Alla vigilia della Giornata mondiale dell’alimentazione, Oxfam lancia un appello al Premier Renzi e ai leader mondiali affinché venga definito un Piano di azione per sconfiggere la fame nel mondo entro il 2030, come previsto dalla nuova Agenda dello Sviluppo post 2015, adottata dall’Onu a fine settembre. Nel quadro della campagna #sfidolafame, l’Oxfam Day in programma domani a Expo Milano 2015, sarà una giornata di appuntamenti che intendono stimolare e proporre soluzioni di lotta alla fame nel mondo.

Gli appuntamenti (tra flash mob, show cooking e presentazione di progetti di sviluppo) vogliono sensibilizzare il pubblico sulla condizione di insicurezza alimentare che ancora oggi 795 milioni di persone nel mondo sono costretti ad affrontare ogni giorno, un numero 13 volte superiore alla popolazione italiana.

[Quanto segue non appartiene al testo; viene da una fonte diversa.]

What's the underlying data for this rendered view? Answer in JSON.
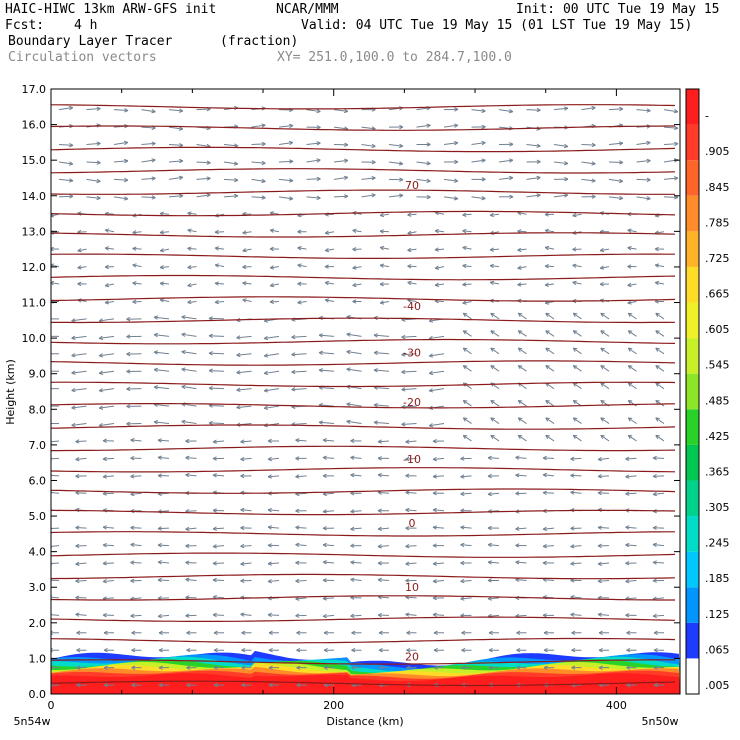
{
  "header": {
    "model": "HAIC-HIWC 13km ARW-GFS init",
    "org": "NCAR/MMM",
    "init": "Init: 00 UTC Tue 19 May 15",
    "fcst_label": "Fcst:",
    "fcst_value": "4 h",
    "valid": "Valid: 04 UTC Tue 19 May 15 (01 LST Tue 19 May 15)",
    "field_name": "Boundary Layer Tracer",
    "field_units": "(fraction)",
    "vectors": "Circulation vectors",
    "xy": "XY= 251.0,100.0 to 284.7,100.0"
  },
  "colors": {
    "contour": "#8b1a1a",
    "vector": "#708090",
    "colorbar": [
      "#ffffff",
      "#1e3cff",
      "#0096ff",
      "#00c8ff",
      "#00dcc8",
      "#00d28c",
      "#00c850",
      "#28d228",
      "#8ce628",
      "#c8f028",
      "#f0f028",
      "#ffdc28",
      "#ffb428",
      "#ff8c28",
      "#ff6428",
      "#ff3c28",
      "#ff1e1e"
    ]
  },
  "chart_data": {
    "type": "heatmap",
    "title": "Boundary Layer Tracer (fraction) with Circulation vectors",
    "xlabel": "Distance (km)",
    "ylabel": "Height (km)",
    "xlim": [
      0,
      445
    ],
    "ylim": [
      0,
      17
    ],
    "x_ticks": [
      0,
      200,
      400
    ],
    "y_ticks": [
      "0.0",
      "1.0",
      "2.0",
      "3.0",
      "4.0",
      "5.0",
      "6.0",
      "7.0",
      "8.0",
      "9.0",
      "10.0",
      "11.0",
      "12.0",
      "13.0",
      "14.0",
      "15.0",
      "16.0",
      "17.0"
    ],
    "x_endpoint_labels": [
      "5n54w",
      "5n50w"
    ],
    "colorbar_labels": [
      ".005",
      ".065",
      ".125",
      ".185",
      ".245",
      ".305",
      ".365",
      ".425",
      ".485",
      ".545",
      ".605",
      ".665",
      ".725",
      ".785",
      ".845",
      ".905",
      "-"
    ],
    "contours": [
      {
        "label": "70",
        "height": 14.3
      },
      {
        "label": "-40",
        "height": 10.9
      },
      {
        "label": "-30",
        "height": 9.6
      },
      {
        "label": "-20",
        "height": 8.2
      },
      {
        "label": "-10",
        "height": 6.6
      },
      {
        "label": "0",
        "height": 4.8
      },
      {
        "label": "10",
        "height": 3.0
      },
      {
        "label": "20",
        "height": 1.05
      }
    ],
    "boundary_layer_top_km": 1.2,
    "grid": false
  }
}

“Se è vero che negli ultimi decenni la percentuale di persone che soffrono la fame si è ridotta dal 19% dei primi anni ’90 all’11% circa di oggi, è vero anche che questa diminuzione non si è distribuita equamente - spiega il direttore generale di Oxfam Italia, Roberto Barbieri - In Africa il numero di persone che soffre la fame è aumentato, da 180 milioni ad inizi anni ’90 ai 230 milioni attuali. Oxfam chiede quindi ai leader di tutto il mondo di mettere in campo risorse e azioni per garantire che l’obiettivo 'fame zero' entro il 2030 non rimanga una chimera”.

A Renzi Oxfam chiede di: sostenere i piccoli produttori agricoli, aumentando l’aiuto pubblico allo sviluppo da destinare al settore agricolo come strumento di riduzione della povertà; mettere fine al land grabbing; contrastare il cambiamento climatico promuovendo, alla Cop 21 di Parigi, impegni ambiziosi per la riduzione delle emissioni di Co2 e per il sostegno ai piccoli produttori nell’adattamento al cambiamento climatico.

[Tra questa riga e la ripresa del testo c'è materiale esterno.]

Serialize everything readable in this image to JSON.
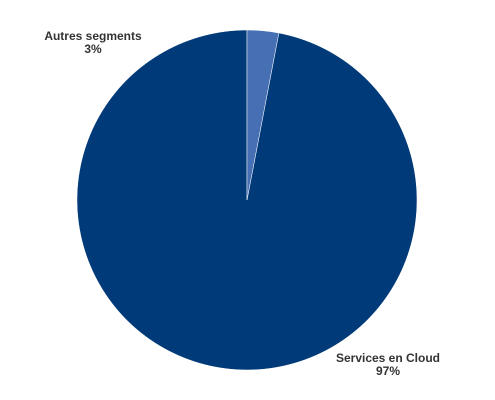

L'obiettivo "fame zero" però, sottolinea Oxfam, non potrà essere raggiunto senza valorizzare il ruolo delle donne. Secondo Oxfam infatti, se nel mondo uomini e donne avessero pari opportunità, 150 milioni di persone in meno soffrirebbero la fame. Anche per questo, l’Oxfam Day coincide con la giornata dedicata alle Rural Women che rappresentano un quarto della popolazione mondiale – continua Barbieri.